I don't really ever get into hyper angst about code that works - I mean I get annoyed and rewrite stuff, but usually after a few months of having to work with it and work around issues that have come due to shifting goal posts. But this thing I wrote for Kaz, well, its really got up my nose, and here is why:
Classes should have a single job
The main class was supposed to be a line on the graph (I will have to rant about issues of drawing graphs at a later point in time), but that's what it is, so it is a collection of coordinates and associated line data (such as title, colour and origin information). On top of this there are associated class functions such as loading, saving, normalization and peak detection (plus any number of extra analysis tools). Around this there is a wrapper class to hold a collection of these objects, which also contains functional elements to be able to call all of the sub elements in turn, such as finding peaks on all the lines. On top of this there may also be the interface to the application.
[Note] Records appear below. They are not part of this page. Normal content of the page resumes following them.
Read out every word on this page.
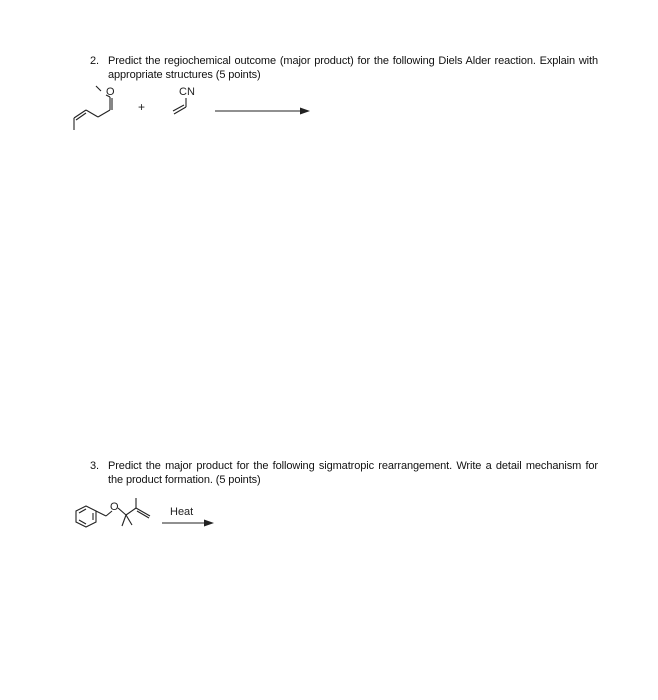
2. Predict the regiochemical outcome (major product) for the following Diels Alder reaction. Explain with appropriate structures (5 points)
O
+
CN
3. Predict the major product for the following sigmatropic rearrangement. Write a detail mechanism for the product formation. (5 points)
O	Heat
My mistake was to make all of the above into a single class. What this means is that firstly, from the outside there isn't a single public function (there should be). There isn't because the object works in either one of two modes - as the collection of lines object or as the single line object, not as both at once (so its not recursive). Because of this, the single line object has to produce public methods to the collection object so that it can do its job. But because the collections object is actually the same one that means its public all the way to the outside. That's not right.
Data Structures should not be misused
There are some sub classes, including a coordinate object. The coordinate object is most basically two double values - something like
class coordinate {
public double X;
public double Y;
}
So, there's nothing wrong with that (there are also associated methods with this object which is why it's an object not a struct). However, in the bit of the code which has to return a pair of double's (to be precise, the part which looks for maximum and minimum values of X) it is not appropriate to return a coordinate where c.x is the minimum and c.y is the maximum. Either a new structure should have been made, or a hash table, or another associative array
Well Named Variables decrease risk of Bug
My last point is one that I'm still working on but doesn't actually affect the Chemistry App for Kaz (see point about me being good below) - its one where good choice of variable name's can decrease the probability of error.
It happened to our junior programmer at work this week - or rather he wrote it and I fell for the trap. He was doing some image manipulation and had some sub images that he was positioning. To do so he was dealing with the height of the sub image. However, the local variable height was not the height of the sub image - it was some random number that he had assigned further up the script and was still in scope. What got me was that a) the variable height was in scope and when I came to write the next line, it was the most obvious match from the intellisense, and b) the actual height variable was much more complicated in name. What it resulted in was a bug in code which (if we weren't looking that carefully at each line of code in turn, but writing many lines before test) could have ended in a bug which may have been near impossible to locate.
So I've been making a special effort this past week to use proper variables in code. Isn't that good of me?
Weirdness to investigate this week
C#: Threads continue execution after main() exits, and those threads can spawn new threads, but any events associated from main will not execute after main() has died (or so it seems...)
Good news
I just passed the RSGB Foundation test. Woo.